Squeezing them further, I achieved approximately 10/11 litres of must.
Cleaning the Must
This means removing all the sediment which settles at the bottom of the must, with, believe it or not, wood ash! When you add wood ash to the must, and boil, it foams and rises to the surface, but it acts like a magnet and catches the sediment in the must too, bringing it to the surface also, which we then skim off with a slotted spoon.
The sediment has a grainy quality and spoils the dessert, so I consider this procedure vital. It`s a bit fiddly, but very rewarding, and seeing as I`ve gone to the effort of treading grapes, I feel it`s worth going the extra mile to “clean” the must.
If you have a wood burning stove, or an outside barbeque with the cinders and ashes of your last fire, take a few cup fulls of the cinders and ashes, sieve them to obtain the finest ash. Make sure that no plastics have been burnt in the fire. This is what we use in the cleaning process.

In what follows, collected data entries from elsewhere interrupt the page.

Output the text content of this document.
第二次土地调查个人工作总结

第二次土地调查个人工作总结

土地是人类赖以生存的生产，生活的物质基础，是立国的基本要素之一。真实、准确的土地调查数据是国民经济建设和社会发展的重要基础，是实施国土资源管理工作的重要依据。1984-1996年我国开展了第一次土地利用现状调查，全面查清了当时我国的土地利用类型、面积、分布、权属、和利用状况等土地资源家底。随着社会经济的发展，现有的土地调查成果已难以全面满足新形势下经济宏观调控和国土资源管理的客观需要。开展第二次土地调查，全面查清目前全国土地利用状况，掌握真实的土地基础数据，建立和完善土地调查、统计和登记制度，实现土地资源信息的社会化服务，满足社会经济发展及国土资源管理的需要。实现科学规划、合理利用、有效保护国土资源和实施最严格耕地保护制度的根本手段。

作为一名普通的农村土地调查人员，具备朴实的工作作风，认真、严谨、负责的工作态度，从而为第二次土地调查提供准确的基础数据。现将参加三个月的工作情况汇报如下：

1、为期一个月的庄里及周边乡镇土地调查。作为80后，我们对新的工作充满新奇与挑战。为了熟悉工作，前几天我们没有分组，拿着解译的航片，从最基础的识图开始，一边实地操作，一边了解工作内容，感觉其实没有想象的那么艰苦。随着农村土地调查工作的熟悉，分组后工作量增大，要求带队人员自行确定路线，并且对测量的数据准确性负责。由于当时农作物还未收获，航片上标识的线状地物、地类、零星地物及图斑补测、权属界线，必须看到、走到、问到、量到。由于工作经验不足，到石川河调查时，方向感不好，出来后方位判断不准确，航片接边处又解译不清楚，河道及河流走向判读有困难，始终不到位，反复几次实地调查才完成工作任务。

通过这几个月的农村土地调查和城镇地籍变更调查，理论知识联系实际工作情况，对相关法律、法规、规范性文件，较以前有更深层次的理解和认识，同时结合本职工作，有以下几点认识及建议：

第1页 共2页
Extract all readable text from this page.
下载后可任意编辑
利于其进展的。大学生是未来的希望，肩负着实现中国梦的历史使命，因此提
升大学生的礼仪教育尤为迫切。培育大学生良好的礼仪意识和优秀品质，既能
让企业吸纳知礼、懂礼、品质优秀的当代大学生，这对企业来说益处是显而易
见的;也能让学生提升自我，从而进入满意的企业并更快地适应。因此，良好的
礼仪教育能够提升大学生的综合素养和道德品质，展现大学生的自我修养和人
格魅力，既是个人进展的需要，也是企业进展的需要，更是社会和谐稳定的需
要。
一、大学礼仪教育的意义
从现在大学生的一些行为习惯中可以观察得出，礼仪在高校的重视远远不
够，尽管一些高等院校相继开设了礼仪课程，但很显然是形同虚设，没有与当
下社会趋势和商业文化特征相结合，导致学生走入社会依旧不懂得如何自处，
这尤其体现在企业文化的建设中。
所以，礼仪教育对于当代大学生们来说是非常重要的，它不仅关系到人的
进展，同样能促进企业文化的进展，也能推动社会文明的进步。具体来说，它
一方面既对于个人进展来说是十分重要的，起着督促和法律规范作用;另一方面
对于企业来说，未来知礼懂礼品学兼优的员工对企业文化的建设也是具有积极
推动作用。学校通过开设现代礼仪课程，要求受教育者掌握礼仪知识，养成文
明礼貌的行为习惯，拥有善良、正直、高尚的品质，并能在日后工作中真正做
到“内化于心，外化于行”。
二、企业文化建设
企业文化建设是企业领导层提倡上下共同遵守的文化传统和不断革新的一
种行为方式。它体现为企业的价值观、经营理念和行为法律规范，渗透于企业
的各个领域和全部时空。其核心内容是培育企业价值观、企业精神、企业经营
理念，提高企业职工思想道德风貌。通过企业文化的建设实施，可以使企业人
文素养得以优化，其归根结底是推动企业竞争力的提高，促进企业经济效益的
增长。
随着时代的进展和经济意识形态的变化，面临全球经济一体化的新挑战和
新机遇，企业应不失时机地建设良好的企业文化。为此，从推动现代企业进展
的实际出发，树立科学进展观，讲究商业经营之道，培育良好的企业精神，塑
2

You`ll need 1 dessertspoon full of wood ash for each litre of must. Add the ash to the pan with the must and stir it in. Bring to the boil. When it foams up, it will be a dirty, muddy colour.
The next day, pour the must into a fresh pan, leaving behind any sediment which may have remained. If you see that there is still sediment present, leave to settle again for a couple of hours and pour again, into a fresh pan, leaving the sediment behind.
Now your must is ready for use. You can even freeze it, allowing you access to this lovely dessert all year round.
Tomorrow I`ll make the grape must jelly and upload the recipe on a separate post.